Unity Marketing estimates that $1 out every $10 spent in the typical retail store, (general merchandise, apparel, furnishings and others) is spent to buy a gift. Gifts represent approximately $128 billion in spending in 2017. Consumers are typically buying a gift every one to two months.
So what’s behind the science of giving? The act of gifting is typically meant to communicate feelings for and with another, fostering stronger social relationships. New research by the Wharton School looked at what type of gifts build deeper personal relationships, a material gift or an experiential gift.
Experiential gifts win over material gifts
Despite gift givers’ tendencies to give material possessions, material gifts do less to foster meaningful relationships between gift givers and gift recipients.
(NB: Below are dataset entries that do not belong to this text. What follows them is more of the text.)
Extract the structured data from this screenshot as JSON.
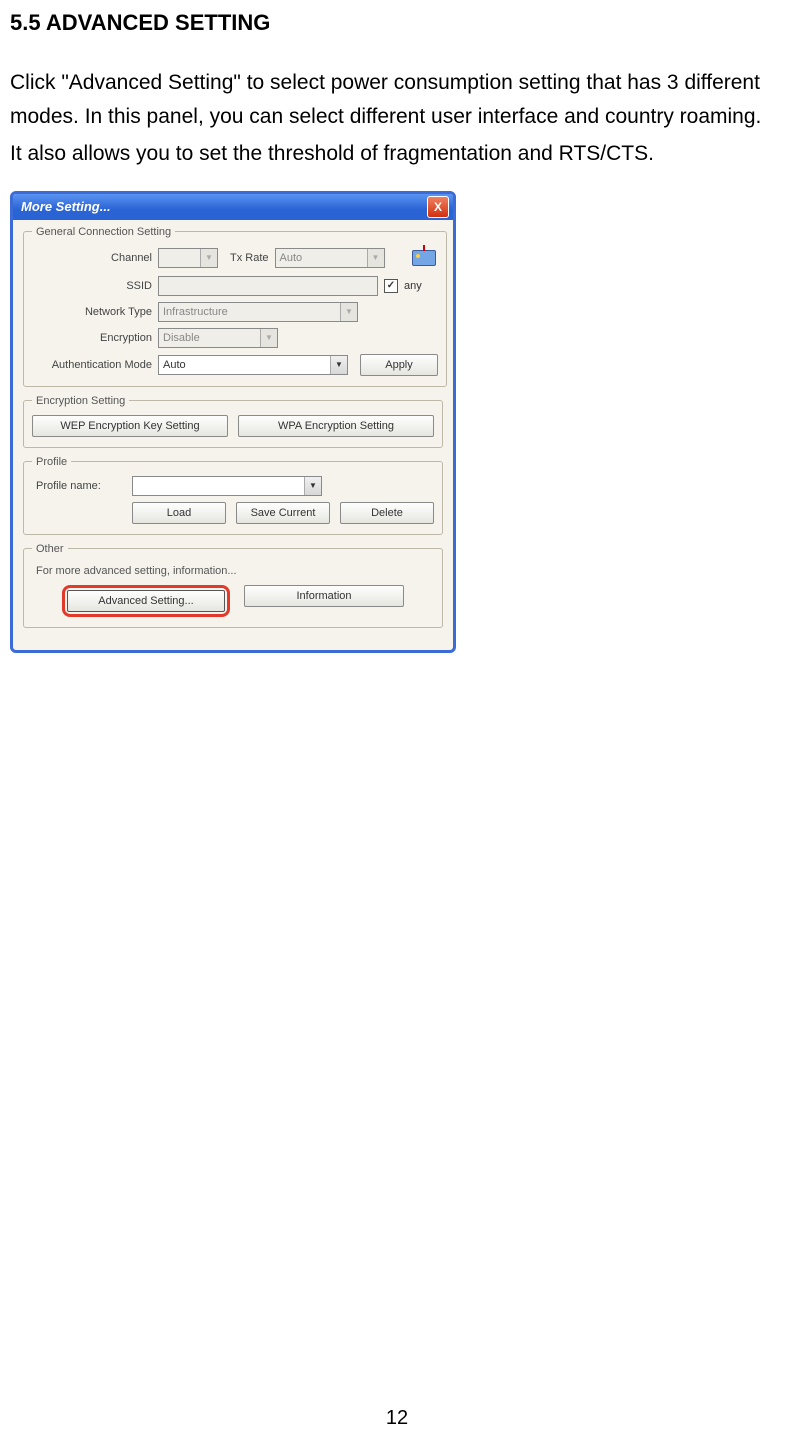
{
  "heading": "5.5 ADVANCED SETTING",
  "paragraph1": "Click \"Advanced Setting\" to select power consumption setting that has 3 different modes. In this panel, you can select different user interface and country roaming.",
  "paragraph2": "It also allows you to set the threshold of fragmentation and RTS/CTS.",
  "window": {
    "title": "More Setting...",
    "close": "X",
    "groups": {
      "general": {
        "legend": "General Connection Setting",
        "channel_label": "Channel",
        "channel_value": "",
        "txrate_label": "Tx Rate",
        "txrate_value": "Auto",
        "ssid_label": "SSID",
        "ssid_value": "",
        "any_label": "any",
        "any_checked": "✓",
        "nettype_label": "Network Type",
        "nettype_value": "Infrastructure",
        "enc_label": "Encryption",
        "enc_value": "Disable",
        "auth_label": "Authentication Mode",
        "auth_value": "Auto",
        "apply_label": "Apply"
      },
      "encryption": {
        "legend": "Encryption Setting",
        "wep_btn": "WEP Encryption Key Setting",
        "wpa_btn": "WPA Encryption Setting"
      },
      "profile": {
        "legend": "Profile",
        "name_label": "Profile name:",
        "name_value": "",
        "load_btn": "Load",
        "save_btn": "Save Current",
        "del_btn": "Delete"
      },
      "other": {
        "legend": "Other",
        "subtext": "For more advanced setting, information...",
        "adv_btn": "Advanced Setting...",
        "info_btn": "Information"
      }
    }
  },
  "page_number": "12"
}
The researchers report, “Experiential gifts, in contrast, make recipients feel closer to the person who gave them the gift, regardless of whether the experience is consumed together with the gift giver. Experiential gifts have this effect because of the emotion they evoke when consumed, particularly when the emotion is shared.”
“Our findings demonstrate that giving experiential gifts is more effective at fostering closer relationships, and therefore implies that gift givers should feel happier as a result of giving an experiential gift compared to a material gift,”
What are experiential gifts? An experience could be providing services like a meal, spa outing, horseback riding, or vacation. But don’t dismay – material gifts can offer experiential aspects – candles, music, books, toys, food and drink items and even things that are nice to the touch – a furry throw, a cashmere pillow or silk pajamas.
Even the actual event of purchasing the gift can be experiential in a story setting or online by telling a story, allowing for touch and feel, and conjuring up warm feelings.